While this term may sound intimidating, when broken down it is easy to understand. Normovolemic (normal volume) Hemodilution (blood dilution) is a process that significantly reduces the amount of blood cells lost during surgery. This is how it works: before surgery ever starts, the surgeon, the anesthesiologist, and other personnel discuss and carefully plan the surgery and blood management. Just before the surgeon begins, an anesthesiologist starts an IV in a vein in the arm. Blood is slowly drained inside a closed system. This blood volume is simultaneously replaced with fluid (a combination of water and minerals), so that the amount of liquid in the blood vessels remains constant. This consistency in volume maintains the patient’s vital sign stability. While this process is going on, surgery starts.
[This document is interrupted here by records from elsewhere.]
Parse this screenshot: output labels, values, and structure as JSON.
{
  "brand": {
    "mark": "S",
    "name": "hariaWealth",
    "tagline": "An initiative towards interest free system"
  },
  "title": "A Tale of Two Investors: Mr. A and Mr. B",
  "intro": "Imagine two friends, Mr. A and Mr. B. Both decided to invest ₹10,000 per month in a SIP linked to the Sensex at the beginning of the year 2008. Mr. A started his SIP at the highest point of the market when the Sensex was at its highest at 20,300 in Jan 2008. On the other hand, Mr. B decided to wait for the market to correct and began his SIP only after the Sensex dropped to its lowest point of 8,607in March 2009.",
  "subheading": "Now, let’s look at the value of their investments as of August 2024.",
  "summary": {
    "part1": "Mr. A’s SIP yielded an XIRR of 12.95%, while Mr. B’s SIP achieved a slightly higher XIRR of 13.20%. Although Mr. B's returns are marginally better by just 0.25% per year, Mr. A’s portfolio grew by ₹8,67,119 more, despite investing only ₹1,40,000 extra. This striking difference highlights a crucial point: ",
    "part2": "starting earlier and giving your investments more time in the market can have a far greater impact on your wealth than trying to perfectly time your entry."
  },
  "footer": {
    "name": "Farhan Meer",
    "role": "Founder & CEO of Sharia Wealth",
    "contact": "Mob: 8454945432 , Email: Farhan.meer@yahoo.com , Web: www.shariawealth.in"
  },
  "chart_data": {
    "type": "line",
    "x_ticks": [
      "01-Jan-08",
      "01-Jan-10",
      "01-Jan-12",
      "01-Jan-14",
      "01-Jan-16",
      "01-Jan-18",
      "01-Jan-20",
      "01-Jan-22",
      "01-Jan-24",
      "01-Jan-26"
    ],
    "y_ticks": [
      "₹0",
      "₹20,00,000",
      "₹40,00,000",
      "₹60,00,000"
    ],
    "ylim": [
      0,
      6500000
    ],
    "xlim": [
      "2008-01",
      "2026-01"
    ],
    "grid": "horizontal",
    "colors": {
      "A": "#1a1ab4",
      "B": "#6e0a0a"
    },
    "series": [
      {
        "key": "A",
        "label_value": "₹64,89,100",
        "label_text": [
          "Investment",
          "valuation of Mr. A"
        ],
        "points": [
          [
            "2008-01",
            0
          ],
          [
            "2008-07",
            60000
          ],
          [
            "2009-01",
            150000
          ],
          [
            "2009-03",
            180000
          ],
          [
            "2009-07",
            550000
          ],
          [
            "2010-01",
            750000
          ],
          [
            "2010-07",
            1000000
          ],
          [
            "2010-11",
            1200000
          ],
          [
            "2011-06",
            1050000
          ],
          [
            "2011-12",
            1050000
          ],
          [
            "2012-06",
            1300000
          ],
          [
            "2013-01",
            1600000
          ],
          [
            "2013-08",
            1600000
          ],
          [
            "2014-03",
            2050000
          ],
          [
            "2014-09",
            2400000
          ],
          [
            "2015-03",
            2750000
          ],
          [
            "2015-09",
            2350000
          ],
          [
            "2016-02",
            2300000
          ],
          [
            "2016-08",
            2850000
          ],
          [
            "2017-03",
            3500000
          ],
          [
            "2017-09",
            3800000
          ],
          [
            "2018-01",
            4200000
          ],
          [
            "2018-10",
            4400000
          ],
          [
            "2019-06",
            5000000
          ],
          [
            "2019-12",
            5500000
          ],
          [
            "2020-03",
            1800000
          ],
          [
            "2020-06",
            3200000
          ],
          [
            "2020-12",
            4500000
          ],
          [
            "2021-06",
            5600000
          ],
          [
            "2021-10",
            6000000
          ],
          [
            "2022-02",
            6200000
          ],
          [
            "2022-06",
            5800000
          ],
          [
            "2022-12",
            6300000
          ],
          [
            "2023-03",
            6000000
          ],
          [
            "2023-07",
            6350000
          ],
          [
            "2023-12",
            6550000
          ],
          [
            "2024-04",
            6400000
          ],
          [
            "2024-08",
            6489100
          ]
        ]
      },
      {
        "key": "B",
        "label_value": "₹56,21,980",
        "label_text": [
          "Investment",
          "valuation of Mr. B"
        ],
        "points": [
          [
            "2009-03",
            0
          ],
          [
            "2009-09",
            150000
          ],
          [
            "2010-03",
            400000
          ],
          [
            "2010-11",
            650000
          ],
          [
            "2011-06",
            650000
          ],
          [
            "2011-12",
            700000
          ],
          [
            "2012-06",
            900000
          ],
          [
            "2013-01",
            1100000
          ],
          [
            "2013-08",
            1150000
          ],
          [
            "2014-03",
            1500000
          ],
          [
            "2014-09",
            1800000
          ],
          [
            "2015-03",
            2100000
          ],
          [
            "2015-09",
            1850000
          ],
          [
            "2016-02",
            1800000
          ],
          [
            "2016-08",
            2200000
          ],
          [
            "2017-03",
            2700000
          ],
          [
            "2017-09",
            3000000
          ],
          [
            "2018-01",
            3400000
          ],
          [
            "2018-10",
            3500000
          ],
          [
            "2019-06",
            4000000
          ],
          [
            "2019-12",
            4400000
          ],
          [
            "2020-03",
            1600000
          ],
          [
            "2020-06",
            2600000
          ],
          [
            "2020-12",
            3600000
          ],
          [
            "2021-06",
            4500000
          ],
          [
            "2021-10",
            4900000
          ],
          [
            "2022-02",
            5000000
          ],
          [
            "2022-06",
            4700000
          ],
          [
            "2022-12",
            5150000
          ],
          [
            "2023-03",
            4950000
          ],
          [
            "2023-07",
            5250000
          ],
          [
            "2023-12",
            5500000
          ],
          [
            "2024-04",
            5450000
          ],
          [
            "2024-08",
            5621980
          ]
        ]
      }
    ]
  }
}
Inevitably, some blood is lost in the process of surgery. However, since this blood has been diluted, the blood is “thin” or has fewer cells and more liquid (red cells are what physicians normally transfuse the most). In turn, the anesthesiologist returns the blood that was removed and has the ability to give back to the patient fresh, whole, cell-rich blood. There is no chance of clerical error as the blood is never stored, and never leaves a closed system which is in constant contact with the patient’s own circulatory system.

Some individuals who refuse transfusions for religious or personal reasons find hemodilution acceptable, since they view it as an extension of their own circulatory system.

Here at Englewood Hospital and Medical Center, the use of hemodilution is not limited to use for patients with religious or personal objections to blood transfusion. Since we have found it to be safe and effective in eliminating the need for traditional blood transfusion, it is used routinely in all patients with a high-anticipated blood loss in surgery. As a result, surgical blood transfusions have been virtually eliminated in our operating rooms, and are, of course, never given to patients who refuse them.

This process once again emphasizes the fact that a successful, safe bloodless medicine and surgery program requires experience, teamwork, and excellent communication.